Sei de um lagarto amarelo que lentamente sobe uma parede. Aos olhos de todos parece imóvel, mas para mim move-se. Lentamente é certo, mas move-se. Agora está sobre um quadro imitando uma parece de tijolo de tons de avermelhados. Aproximei-me um pouco mais do quadro.
sei de um tempo onde as flores azuis
se confundem com o mar
sei do desespero de quem não morre por querer
simplesmente, desejo que as flores dancem em volta de ti
Porque me falas assim? É Abril, não reparas nos meses do ano? O lagarto amarelo continuou a subir o quadro.
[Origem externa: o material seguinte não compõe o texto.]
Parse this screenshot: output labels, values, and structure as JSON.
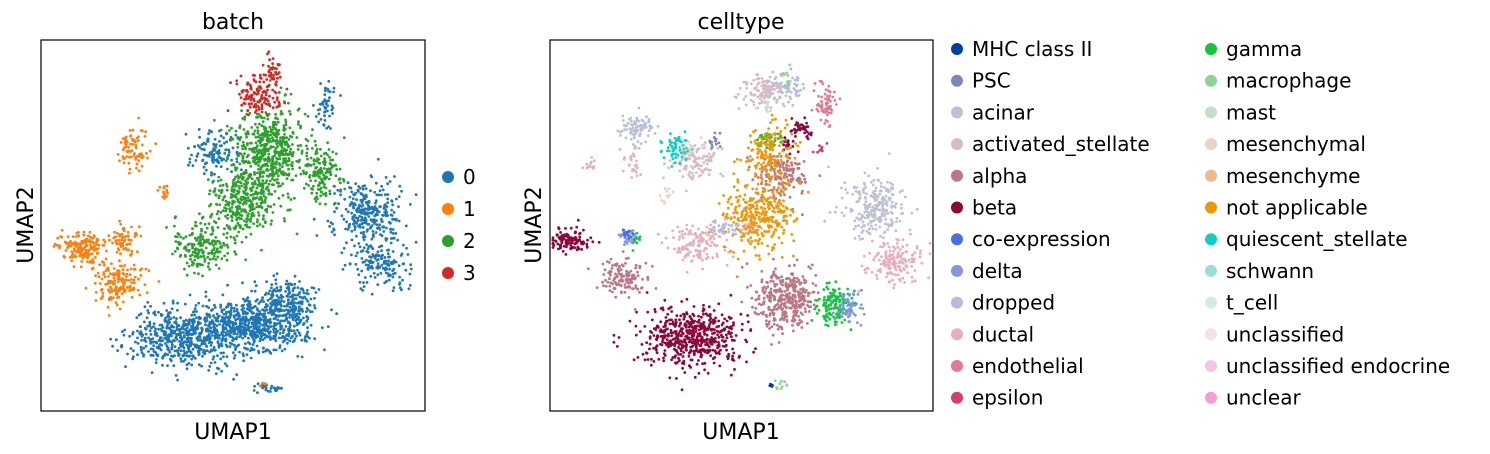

Para onde vais?
sai daí. sai de ti.
sobe os estores do quotidiano e olha.
espanta-te.
os dias enlouquecem iguais.
sucedem-se, encadeados.
na Praça de Nemésis pintam-se palavras.
colunas de palavras. muitas palavras.
é Abril, embora não pareça.
pássaros de seda cantam as recordações
de silêncios consentidos, forçados e amordaçados.
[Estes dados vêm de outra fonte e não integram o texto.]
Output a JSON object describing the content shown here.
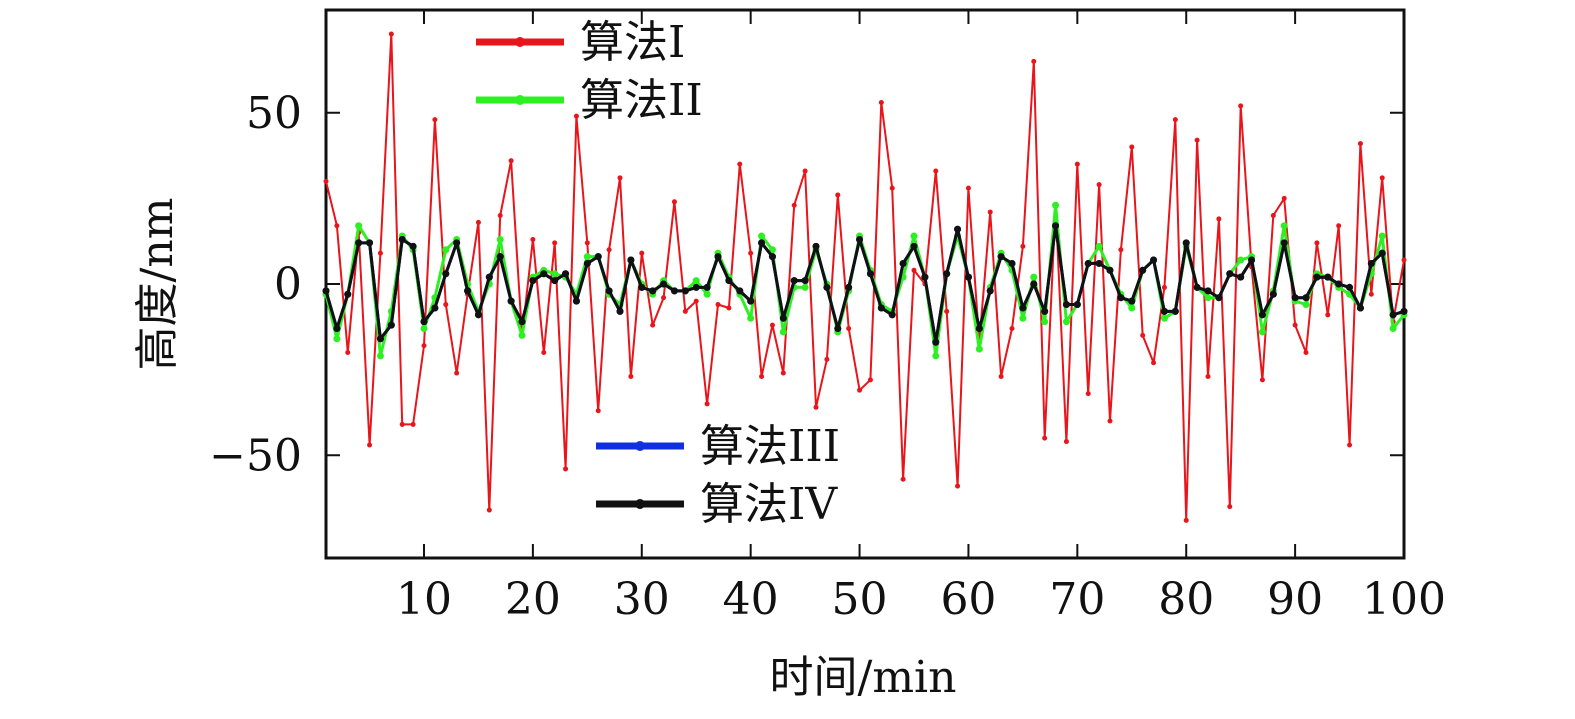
{
  "chart_data": {
    "type": "line",
    "xlabel": "时间/min",
    "ylabel": "高度/nm",
    "xlim": [
      1,
      100
    ],
    "ylim": [
      -80,
      80
    ],
    "xticks": [
      10,
      20,
      30,
      40,
      50,
      60,
      70,
      80,
      90,
      100
    ],
    "yticks": [
      -50,
      0,
      50
    ],
    "ytick_labels": [
      "−50",
      "0",
      "50"
    ],
    "grid": false,
    "x": [
      1,
      2,
      3,
      4,
      5,
      6,
      7,
      8,
      9,
      10,
      11,
      12,
      13,
      14,
      15,
      16,
      17,
      18,
      19,
      20,
      21,
      22,
      23,
      24,
      25,
      26,
      27,
      28,
      29,
      30,
      31,
      32,
      33,
      34,
      35,
      36,
      37,
      38,
      39,
      40,
      41,
      42,
      43,
      44,
      45,
      46,
      47,
      48,
      49,
      50,
      51,
      52,
      53,
      54,
      55,
      56,
      57,
      58,
      59,
      60,
      61,
      62,
      63,
      64,
      65,
      66,
      67,
      68,
      69,
      70,
      71,
      72,
      73,
      74,
      75,
      76,
      77,
      78,
      79,
      80,
      81,
      82,
      83,
      84,
      85,
      86,
      87,
      88,
      89,
      90,
      91,
      92,
      93,
      94,
      95,
      96,
      97,
      98,
      99,
      100
    ],
    "series": [
      {
        "name": "算法I",
        "color": "#e8151b",
        "width": 2,
        "values": [
          30,
          17,
          -20,
          15,
          -47,
          9,
          73,
          -41,
          -41,
          -18,
          48,
          -6,
          -26,
          -3,
          18,
          -66,
          20,
          36,
          -15,
          13,
          -20,
          12,
          -54,
          49,
          12,
          -37,
          10,
          31,
          -27,
          9,
          -12,
          -4,
          24,
          -8,
          -5,
          -35,
          -6,
          -7,
          35,
          9,
          -27,
          -12,
          -26,
          23,
          33,
          -36,
          -22,
          26,
          -13,
          -31,
          -28,
          53,
          28,
          -57,
          4,
          0,
          33,
          -8,
          -59,
          28,
          -17,
          21,
          -27,
          -13,
          11,
          65,
          -45,
          23,
          -46,
          35,
          -32,
          29,
          -40,
          10,
          40,
          -15,
          -23,
          -1,
          48,
          -69,
          42,
          -27,
          19,
          -65,
          52,
          5,
          -28,
          20,
          25,
          -12,
          -20,
          12,
          -9,
          17,
          -47,
          41,
          -3,
          31,
          -11,
          7
        ]
      },
      {
        "name": "算法II",
        "color": "#2df020",
        "width": 3,
        "values": [
          -3,
          -16,
          -3,
          17,
          12,
          -21,
          -8,
          14,
          10,
          -13,
          -4,
          10,
          13,
          0,
          -8,
          0,
          13,
          -5,
          -15,
          2,
          4,
          3,
          2,
          -3,
          8,
          8,
          -3,
          -6,
          7,
          0,
          -3,
          1,
          -2,
          -2,
          1,
          -3,
          9,
          2,
          -3,
          -10,
          14,
          10,
          -14,
          -1,
          -1,
          10,
          0,
          -14,
          -2,
          14,
          4,
          -6,
          -8,
          2,
          14,
          2,
          -21,
          3,
          14,
          2,
          -19,
          -1,
          9,
          4,
          -10,
          2,
          -11,
          23,
          -11,
          -6,
          6,
          11,
          4,
          -3,
          -7,
          4,
          7,
          -10,
          -8,
          11,
          -1,
          -4,
          -4,
          3,
          7,
          8,
          -14,
          -2,
          17,
          -5,
          -6,
          3,
          2,
          -1,
          -3,
          -7,
          3,
          14,
          -13,
          -9
        ]
      },
      {
        "name": "算法III",
        "color": "#1030e0",
        "width": 3,
        "values": [
          -2,
          -13,
          -3,
          12,
          12,
          -16,
          -12,
          13,
          11,
          -11,
          -7,
          3,
          12,
          -2,
          -9,
          2,
          8,
          -5,
          -11,
          1,
          3,
          1,
          3,
          -5,
          6,
          8,
          -2,
          -8,
          7,
          -1,
          -2,
          0,
          -2,
          -2,
          -1,
          -1,
          8,
          1,
          -2,
          -5,
          12,
          8,
          -10,
          1,
          1,
          11,
          -1,
          -13,
          -1,
          13,
          3,
          -7,
          -9,
          6,
          11,
          2,
          -17,
          3,
          16,
          2,
          -13,
          -2,
          8,
          6,
          -7,
          0,
          -8,
          17,
          -6,
          -6,
          6,
          6,
          4,
          -4,
          -5,
          4,
          7,
          -8,
          -8,
          12,
          -1,
          -2,
          -4,
          3,
          2,
          7,
          -9,
          -3,
          12,
          -4,
          -4,
          2,
          2,
          0,
          -1,
          -7,
          6,
          9,
          -9,
          -8
        ]
      },
      {
        "name": "算法IV",
        "color": "#111111",
        "width": 3,
        "values": [
          -2,
          -13,
          -3,
          12,
          12,
          -16,
          -12,
          13,
          11,
          -11,
          -7,
          3,
          12,
          -2,
          -9,
          2,
          8,
          -5,
          -11,
          1,
          3,
          1,
          3,
          -5,
          6,
          8,
          -2,
          -8,
          7,
          -1,
          -2,
          0,
          -2,
          -2,
          -1,
          -1,
          8,
          1,
          -2,
          -5,
          12,
          8,
          -10,
          1,
          1,
          11,
          -1,
          -13,
          -1,
          13,
          3,
          -7,
          -9,
          6,
          11,
          2,
          -17,
          3,
          16,
          2,
          -13,
          -2,
          8,
          6,
          -7,
          0,
          -8,
          17,
          -6,
          -6,
          6,
          6,
          4,
          -4,
          -5,
          4,
          7,
          -8,
          -8,
          12,
          -1,
          -2,
          -4,
          3,
          2,
          7,
          -9,
          -3,
          12,
          -4,
          -4,
          2,
          2,
          0,
          -1,
          -7,
          6,
          9,
          -9,
          -8
        ]
      }
    ],
    "legends": [
      {
        "entries": [
          "算法I",
          "算法II"
        ],
        "placement": "top-left"
      },
      {
        "entries": [
          "算法III",
          "算法IV"
        ],
        "placement": "bottom-center"
      }
    ]
  }
}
barcos de papel deslizam em nesgas de luz.
folhas vermelhas cobrem a copa frondosa da multidão
e há cegueira bastante para não ver as flores.
Abril? Um mês igual a todos os outros. O lagarto amarelo nada disse, continuou a subir vagarosamente o quadro. Porque sobes o quadro?
tive um mar, só meu
construí uma ilha, só minha
deixei-me abraçar pelo vento
sentado na areia, via o Sol partir
sentado na praia, via a Lua chegar
fui, então, navegante
fui um descobridor
o mar era, então, um murmúrio
a ilha era, toda ela um encanto
agora, procuro o meu mar
mas tudo é tão estupidamente real.
Deixei-o. Não se incomodam os sonhos de ninguém, por mais irreais que possam parecer. Até sempre, lagarto amarelo. Até um dia.